Café Commercial, right next to the Glorieta Bilbao, is Madrid’s oldest café still in operation. It has an old-world, grand feel to it: with plaster columns, worn mirror-lined walls and plush, red velvet seating. Usually you’ll find it filled with several different types clientele: from students, young professionals and senior citizens, and occasionally famous directors, bullfighters and even Hollywood actors, such as John Malkovich. During General Franco’s rule, it became one of the artistic and intellectual refuges of Madrid life. Café Commercial has more than just a curious reputation, but the café itself has left its literary mark in the novel by Pérez Galdós, Fortunata y Jacinta, and also features in the novella, Café de Artistas, by Nobel Prize winning novelist, José Cela.
If you are looking for a café that is the epitome of bohemian life, then look no further than Café Gijón. This café with echoes of faded grandeur, located on Paseo de Recoletos, had its fair share of famous patrons. Opened at the end of the 19th century, Café Gijón became the main watering hole for both artists and writers alike. Its literary scene intensified up to the Spanish Civil War, and was a hangout for the Generation 27’ —a group of artists and intellectuals associated with the “Residencia de Estudiantes,” the Student Residence, including great artists and writers such as Salvador Dalí, Frederico García Lorca and Luis Bruñel. Ernest Hemingway also liked to come here, describing the café as “a clean, well lighted place.”

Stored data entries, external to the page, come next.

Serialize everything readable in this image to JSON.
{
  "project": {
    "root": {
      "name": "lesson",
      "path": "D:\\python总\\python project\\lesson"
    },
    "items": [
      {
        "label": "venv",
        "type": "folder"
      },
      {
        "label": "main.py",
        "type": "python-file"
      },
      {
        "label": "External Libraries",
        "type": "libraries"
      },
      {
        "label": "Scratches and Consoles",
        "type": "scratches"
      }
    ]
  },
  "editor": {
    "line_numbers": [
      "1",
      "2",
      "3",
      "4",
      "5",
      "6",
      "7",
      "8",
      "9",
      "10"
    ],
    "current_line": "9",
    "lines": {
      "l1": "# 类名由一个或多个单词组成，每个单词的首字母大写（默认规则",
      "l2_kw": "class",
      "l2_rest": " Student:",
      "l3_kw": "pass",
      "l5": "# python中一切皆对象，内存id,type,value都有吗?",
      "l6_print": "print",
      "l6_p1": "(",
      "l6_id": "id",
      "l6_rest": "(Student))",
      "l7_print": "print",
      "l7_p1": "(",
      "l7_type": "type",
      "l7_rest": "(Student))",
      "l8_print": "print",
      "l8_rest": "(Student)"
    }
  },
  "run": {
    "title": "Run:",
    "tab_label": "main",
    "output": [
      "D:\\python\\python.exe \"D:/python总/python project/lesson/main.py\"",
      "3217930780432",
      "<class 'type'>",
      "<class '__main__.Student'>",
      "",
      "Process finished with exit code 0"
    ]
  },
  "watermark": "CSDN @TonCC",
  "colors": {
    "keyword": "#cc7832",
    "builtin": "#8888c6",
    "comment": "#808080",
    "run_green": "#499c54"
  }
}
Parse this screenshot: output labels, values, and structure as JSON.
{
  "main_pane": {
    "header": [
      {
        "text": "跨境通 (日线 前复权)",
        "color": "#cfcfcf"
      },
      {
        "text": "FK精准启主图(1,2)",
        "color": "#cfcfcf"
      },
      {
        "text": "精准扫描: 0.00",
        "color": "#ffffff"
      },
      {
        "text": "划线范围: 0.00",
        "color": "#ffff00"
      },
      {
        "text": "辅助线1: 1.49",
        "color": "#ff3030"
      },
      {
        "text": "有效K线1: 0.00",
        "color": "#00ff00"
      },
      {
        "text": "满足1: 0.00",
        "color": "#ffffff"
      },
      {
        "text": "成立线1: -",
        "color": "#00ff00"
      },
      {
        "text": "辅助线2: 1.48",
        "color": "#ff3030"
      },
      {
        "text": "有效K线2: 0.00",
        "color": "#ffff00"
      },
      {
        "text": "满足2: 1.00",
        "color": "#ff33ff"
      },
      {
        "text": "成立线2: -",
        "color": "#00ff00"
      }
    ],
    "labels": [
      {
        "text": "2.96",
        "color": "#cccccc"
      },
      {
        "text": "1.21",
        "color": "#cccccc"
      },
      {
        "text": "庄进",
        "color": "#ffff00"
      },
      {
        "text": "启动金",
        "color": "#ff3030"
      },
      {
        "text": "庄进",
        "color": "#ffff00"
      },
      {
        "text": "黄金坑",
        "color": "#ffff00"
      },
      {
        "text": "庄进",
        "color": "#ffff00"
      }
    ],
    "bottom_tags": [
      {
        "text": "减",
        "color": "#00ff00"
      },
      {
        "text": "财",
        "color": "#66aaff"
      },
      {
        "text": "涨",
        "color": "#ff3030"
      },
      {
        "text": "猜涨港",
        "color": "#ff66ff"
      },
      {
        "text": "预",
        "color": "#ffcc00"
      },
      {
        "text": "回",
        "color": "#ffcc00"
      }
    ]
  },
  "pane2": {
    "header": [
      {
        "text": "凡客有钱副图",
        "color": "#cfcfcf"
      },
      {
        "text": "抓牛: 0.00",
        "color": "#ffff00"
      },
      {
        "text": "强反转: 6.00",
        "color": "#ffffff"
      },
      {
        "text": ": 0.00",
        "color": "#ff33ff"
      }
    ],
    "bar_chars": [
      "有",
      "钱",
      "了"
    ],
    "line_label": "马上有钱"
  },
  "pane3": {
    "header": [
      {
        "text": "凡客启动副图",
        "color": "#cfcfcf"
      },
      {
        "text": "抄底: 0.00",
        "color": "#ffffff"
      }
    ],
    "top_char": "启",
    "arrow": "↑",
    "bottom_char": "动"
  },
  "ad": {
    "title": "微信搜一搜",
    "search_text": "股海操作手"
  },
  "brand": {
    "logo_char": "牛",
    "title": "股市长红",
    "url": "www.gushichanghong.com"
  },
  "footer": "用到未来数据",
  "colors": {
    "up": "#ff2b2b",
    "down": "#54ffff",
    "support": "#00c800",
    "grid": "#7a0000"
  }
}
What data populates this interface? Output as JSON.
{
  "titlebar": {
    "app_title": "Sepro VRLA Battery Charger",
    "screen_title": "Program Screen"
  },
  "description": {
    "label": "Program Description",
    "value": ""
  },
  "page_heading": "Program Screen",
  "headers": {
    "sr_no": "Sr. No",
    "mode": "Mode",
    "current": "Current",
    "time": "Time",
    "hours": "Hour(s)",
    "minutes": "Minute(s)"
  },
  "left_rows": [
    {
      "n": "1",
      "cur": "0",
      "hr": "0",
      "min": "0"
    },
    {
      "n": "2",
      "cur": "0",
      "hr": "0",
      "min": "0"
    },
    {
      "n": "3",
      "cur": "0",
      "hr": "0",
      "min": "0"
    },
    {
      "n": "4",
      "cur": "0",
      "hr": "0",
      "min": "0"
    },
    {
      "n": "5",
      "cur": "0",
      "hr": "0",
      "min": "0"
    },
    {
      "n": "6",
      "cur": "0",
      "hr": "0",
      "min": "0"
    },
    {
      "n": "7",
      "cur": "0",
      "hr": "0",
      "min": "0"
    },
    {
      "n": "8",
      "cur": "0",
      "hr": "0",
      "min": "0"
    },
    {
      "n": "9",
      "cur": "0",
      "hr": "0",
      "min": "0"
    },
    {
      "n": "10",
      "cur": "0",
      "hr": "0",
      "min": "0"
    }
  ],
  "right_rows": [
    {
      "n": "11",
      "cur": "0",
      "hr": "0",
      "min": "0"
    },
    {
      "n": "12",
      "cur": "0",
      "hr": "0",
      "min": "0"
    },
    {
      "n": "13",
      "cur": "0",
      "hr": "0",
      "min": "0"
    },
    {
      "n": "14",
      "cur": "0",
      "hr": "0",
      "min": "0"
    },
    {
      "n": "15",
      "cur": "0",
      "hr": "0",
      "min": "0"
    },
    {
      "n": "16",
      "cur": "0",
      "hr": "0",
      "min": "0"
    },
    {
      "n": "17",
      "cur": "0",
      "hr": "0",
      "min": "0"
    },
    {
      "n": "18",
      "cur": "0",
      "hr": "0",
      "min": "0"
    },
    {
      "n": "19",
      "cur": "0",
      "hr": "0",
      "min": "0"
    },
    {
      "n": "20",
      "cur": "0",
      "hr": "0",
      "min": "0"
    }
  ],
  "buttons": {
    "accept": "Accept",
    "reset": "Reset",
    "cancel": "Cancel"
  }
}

Near the opera house and the Royal Palace, the neo-baroque Café de Oriente tends to attract the opera-loving crowd. This grand and decadent looking café, with marble-topped tables and fin de siècle lighting, was built on the site of the 17th century convent of San Gil; nowadays, Café de Oriente is well known for its avant-garde cuisine and excellent coffee selection. Underneath the elegant surface you’ll find its underground cellar restaurant—where, in 1924, Salvador Dalí met Frederico García Lorca, and marked the occasion with an ink sketch. In the 21st century, Café de Oriente is now popular with modern writers and intellectuals.
So steep yourself in Madrid’s literary history by enjoying a coffee after a morning in the Prado in Café Gijon, or an aperitif in Café de Oriente before a show in the Teatro Real—explore Madrid outside of the museums.